Cablevision Communication Corp. is also a part-owner on the exit ramp. The New York-based MSO has been feuding with Excite@Home, claiming it was left out of the March reorganization deal. The two have traded suits in a Delaware court, and after months of wrangling the MSO is close to exiting the consortium and selling off its 5 percent interest.
Although it signed an affiliate agreement, Cablevision had offered Excite@Home service only in a limited promotion, with the bulk of its cable modem customers using its own Optimum Online brand. A spokeswoman for Cablevision says the final details are still being worked out, but at present the MSO is no longer using Excite@Home systems.
But Cox and Comcast may not make a full break from Excite@Home and create their own branded cable modem services.
"The issue is do you really want to hop out of @Home, where you get 65 percent of the revenue and then try to build a backbone and install equipment for your own service?" Harrigan asks. "The answer is something the companies will continue to look at over time, but it is not something we will see at one particular point."
Harris, however, does see more of a possibility Cox and Comcast could evolve their own services, particularly as the industry moves toward an era of cable open access for multiple ISPs. Rather than take control of all cable modem customers in their territories, the two MSOs might opt to start up their own service with new customers, and offer upgrades to existing customers to make the switch, he points out. Excite@Home "would then be competing with them," he says.
Cox and Comcast may also have created an opportunity to gain territory if AT&T Corp. goes ahead with an announced plan to spin off AT&T Broadband as a separate IPO. If the IPO plan allows the two MSOs to convert their main AT&T stock into AT&T Broadband stock, they could leverage that interest and snap up AT&T Broadband cable systems.
"Certainly Cox and Comcast might look at ways to leverage equity with AT&T Broadband. But there are a lot of ways to do that," Harris says.

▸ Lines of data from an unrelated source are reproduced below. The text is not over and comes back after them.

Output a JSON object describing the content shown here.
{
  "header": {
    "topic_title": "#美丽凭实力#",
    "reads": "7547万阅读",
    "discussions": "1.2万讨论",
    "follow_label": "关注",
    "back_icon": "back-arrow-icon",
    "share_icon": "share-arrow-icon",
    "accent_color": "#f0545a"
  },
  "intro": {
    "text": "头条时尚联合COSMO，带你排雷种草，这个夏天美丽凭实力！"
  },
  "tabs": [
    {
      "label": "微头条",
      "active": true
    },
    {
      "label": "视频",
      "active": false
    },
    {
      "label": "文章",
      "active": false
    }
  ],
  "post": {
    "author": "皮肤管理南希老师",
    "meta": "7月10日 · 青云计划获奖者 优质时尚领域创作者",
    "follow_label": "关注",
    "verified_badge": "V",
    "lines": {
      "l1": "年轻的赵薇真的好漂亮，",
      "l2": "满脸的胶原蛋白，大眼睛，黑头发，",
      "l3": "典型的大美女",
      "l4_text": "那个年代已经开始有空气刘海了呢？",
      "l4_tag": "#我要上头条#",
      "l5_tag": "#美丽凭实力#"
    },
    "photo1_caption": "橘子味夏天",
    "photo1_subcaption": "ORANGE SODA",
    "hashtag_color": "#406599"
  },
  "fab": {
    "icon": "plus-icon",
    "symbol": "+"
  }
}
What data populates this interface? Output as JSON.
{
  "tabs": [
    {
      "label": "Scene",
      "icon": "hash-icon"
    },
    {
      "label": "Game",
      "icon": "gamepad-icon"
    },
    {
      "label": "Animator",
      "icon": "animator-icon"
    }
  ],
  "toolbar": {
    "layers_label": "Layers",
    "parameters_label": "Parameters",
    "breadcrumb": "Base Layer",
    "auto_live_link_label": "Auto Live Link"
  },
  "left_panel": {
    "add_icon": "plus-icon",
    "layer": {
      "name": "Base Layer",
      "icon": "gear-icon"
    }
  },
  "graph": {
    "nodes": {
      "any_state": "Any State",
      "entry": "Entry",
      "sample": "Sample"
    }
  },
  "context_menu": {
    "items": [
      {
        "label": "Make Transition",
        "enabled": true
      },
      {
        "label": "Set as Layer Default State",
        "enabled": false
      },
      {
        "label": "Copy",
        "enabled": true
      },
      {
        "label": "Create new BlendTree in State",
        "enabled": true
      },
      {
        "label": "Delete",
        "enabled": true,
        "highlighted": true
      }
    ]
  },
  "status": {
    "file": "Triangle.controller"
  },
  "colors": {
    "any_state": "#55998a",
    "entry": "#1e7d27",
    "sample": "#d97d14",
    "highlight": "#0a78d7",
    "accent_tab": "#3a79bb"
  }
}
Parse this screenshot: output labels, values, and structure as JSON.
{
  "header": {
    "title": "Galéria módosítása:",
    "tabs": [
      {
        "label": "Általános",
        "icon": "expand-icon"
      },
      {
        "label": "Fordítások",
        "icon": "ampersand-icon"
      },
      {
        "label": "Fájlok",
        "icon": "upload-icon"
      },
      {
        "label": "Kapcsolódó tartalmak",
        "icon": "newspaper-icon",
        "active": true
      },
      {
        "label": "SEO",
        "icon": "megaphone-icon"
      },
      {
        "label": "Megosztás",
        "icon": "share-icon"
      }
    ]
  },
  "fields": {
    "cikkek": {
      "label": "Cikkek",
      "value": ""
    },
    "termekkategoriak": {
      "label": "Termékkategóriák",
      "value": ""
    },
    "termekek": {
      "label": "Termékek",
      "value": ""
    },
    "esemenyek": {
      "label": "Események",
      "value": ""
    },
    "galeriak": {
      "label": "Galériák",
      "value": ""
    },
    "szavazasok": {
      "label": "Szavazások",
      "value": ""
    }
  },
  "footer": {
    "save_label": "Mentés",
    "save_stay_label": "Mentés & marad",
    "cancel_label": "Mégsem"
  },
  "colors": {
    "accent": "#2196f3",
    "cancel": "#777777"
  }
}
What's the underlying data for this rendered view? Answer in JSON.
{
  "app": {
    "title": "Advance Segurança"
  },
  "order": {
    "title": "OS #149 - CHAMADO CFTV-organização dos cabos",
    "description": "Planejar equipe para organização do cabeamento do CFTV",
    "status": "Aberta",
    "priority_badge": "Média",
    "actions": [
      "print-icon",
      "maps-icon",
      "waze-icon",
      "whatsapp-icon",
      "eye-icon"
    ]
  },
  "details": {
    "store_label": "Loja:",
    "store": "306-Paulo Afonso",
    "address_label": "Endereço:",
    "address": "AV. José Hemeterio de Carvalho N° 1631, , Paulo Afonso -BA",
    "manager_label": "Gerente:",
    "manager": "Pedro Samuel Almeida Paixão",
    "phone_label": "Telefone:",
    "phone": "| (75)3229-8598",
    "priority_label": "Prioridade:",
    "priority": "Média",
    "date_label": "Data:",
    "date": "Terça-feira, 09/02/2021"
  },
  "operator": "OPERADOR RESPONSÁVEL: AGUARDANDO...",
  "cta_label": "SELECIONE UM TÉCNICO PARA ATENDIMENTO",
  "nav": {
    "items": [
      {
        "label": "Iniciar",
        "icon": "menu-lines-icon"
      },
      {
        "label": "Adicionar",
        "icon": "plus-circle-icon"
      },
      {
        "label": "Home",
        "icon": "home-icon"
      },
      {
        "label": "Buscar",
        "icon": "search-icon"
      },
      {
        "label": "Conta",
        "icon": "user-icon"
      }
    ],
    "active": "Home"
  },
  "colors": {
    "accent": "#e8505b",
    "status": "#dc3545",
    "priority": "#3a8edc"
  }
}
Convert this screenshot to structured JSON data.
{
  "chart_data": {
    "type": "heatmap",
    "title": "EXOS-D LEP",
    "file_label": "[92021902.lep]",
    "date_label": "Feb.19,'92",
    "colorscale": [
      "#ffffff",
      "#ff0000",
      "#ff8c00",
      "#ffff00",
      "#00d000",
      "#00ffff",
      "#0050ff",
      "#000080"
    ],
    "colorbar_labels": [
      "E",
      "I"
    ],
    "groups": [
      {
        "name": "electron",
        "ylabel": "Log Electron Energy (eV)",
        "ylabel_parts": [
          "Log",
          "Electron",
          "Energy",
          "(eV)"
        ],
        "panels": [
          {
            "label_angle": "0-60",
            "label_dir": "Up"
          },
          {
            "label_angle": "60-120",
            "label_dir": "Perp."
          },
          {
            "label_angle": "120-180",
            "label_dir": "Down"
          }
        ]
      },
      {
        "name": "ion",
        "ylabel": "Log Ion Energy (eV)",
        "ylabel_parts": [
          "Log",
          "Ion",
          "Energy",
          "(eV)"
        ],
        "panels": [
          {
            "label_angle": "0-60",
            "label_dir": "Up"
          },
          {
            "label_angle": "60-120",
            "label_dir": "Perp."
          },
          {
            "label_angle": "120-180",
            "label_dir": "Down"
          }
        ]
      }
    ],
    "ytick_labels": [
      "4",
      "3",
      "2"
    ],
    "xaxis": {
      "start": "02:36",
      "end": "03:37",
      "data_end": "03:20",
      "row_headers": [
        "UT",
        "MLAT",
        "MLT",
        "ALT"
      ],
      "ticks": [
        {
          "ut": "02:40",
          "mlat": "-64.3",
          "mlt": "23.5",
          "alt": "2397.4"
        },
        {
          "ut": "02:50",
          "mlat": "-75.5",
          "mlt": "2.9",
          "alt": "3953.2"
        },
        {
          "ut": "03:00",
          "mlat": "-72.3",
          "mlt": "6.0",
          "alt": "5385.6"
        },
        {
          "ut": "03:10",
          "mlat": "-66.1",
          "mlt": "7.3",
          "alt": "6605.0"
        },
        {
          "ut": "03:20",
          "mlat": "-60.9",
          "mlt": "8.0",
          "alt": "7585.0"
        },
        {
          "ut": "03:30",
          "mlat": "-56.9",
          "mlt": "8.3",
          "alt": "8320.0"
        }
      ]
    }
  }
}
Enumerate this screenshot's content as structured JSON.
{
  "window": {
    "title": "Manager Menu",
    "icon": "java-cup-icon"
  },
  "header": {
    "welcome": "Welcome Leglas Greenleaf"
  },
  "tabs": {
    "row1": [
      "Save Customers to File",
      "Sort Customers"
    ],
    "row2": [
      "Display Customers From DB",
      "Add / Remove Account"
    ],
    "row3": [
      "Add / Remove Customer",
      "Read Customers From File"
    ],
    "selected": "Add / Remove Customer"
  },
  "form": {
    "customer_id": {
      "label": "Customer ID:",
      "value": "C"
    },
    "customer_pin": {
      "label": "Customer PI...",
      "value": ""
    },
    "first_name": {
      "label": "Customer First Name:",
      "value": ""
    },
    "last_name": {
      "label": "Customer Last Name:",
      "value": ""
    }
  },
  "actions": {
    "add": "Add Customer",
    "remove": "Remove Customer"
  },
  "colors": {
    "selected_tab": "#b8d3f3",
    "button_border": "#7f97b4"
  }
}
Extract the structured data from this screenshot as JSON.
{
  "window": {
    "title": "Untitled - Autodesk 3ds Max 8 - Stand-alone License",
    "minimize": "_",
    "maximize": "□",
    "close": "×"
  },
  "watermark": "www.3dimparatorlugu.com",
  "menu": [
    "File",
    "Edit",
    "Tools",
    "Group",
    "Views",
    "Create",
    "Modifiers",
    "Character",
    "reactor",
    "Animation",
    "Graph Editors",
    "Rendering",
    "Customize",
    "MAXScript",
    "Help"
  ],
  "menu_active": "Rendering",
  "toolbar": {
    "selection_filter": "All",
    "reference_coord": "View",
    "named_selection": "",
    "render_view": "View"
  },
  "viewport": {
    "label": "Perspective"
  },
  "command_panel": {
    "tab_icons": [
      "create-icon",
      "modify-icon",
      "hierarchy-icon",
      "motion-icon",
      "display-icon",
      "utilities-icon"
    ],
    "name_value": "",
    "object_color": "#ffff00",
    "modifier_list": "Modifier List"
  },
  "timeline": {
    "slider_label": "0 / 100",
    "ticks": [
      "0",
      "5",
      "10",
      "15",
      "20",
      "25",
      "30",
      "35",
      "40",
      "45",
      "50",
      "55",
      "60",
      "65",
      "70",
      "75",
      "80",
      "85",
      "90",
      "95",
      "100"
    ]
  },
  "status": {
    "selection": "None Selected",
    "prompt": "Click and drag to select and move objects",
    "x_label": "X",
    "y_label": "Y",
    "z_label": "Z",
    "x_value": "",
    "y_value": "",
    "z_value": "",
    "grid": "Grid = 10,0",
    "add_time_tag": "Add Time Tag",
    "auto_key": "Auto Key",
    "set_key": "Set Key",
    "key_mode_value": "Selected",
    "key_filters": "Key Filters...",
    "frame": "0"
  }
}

He adds he has heard this rumor increasingly, and at the very least "it offers a place holder for certain."
Harrigan, however, cautions that it all depends on the IPO plan.
"There could be a further step where they could swap their plain vanilla T shares for broadband, but you don't know yet how many lawyers will be involved," he says.
Harrigan adds there are also rumors afloat Comcast could be interested in buying all of AT&T Broadband's cable systems outright. Although that might run the third-largest cable MSO into trouble with the same subscriber caps that hampered the AT&T Broadband-MediaOne Group merger, he maintains, "that's a possibility."